It's A Fork-Off: Tasting The World's Foulest Food - lelf
http://demislw.com/blog/2014/3/9/its-a-fork-off-the-worlds-foulest-food
======
kaeluka
I've had surströmming. Twice. And it's not that bad. There's this pattern of
people NOT RINSING it.

First: You're supposed to open the can, submerged in a bucket of water.
That'll avoid the spilling AND rinse the fish.

Second: You're supposed to eat it with other stuff.

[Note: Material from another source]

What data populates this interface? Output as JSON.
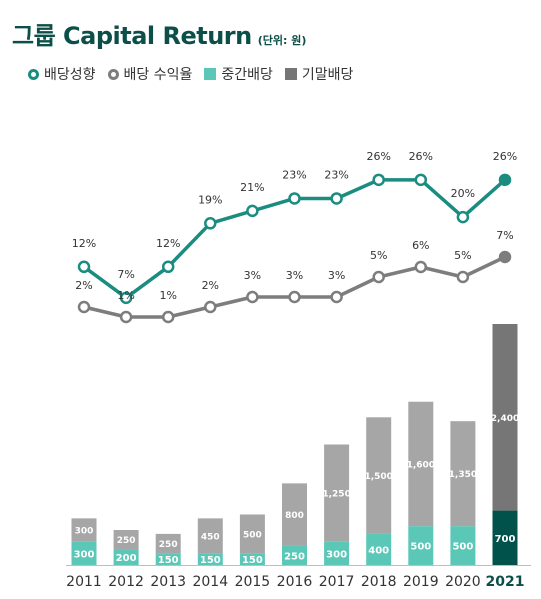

The traditional swedish
way is: wrapped in soft bread (think swedish wheat tortillas), with lots of
sour cream, mashed potatoes, chopped red onion, ...

Consumed that way, the fish is surprisingly good (it's still a bit..
intensive.. but I'm sure that I'd love it, given enough time). It's the blue
cheese of fish.

------
fexl
When I visited Sweden I spoke with a friend there who had been born and raised
way up in the north of Sweden. He said the people there would bury and ferment
all sorts of things, including seal meat, whale blubber, and birds sewn into
seal skins. I can understand how such a tradition would arise, as an effective
way to store food in the wild safe from predators, though it's hard to imagine
digging that up after six months and chowing down on it.

------
Patient0
I enjoyed reading this. Reminds me of Hitchhiker's Guide to the Galaxy
describing the worst poetry.

------
serf
Would be funny to use either as a snack on a plane.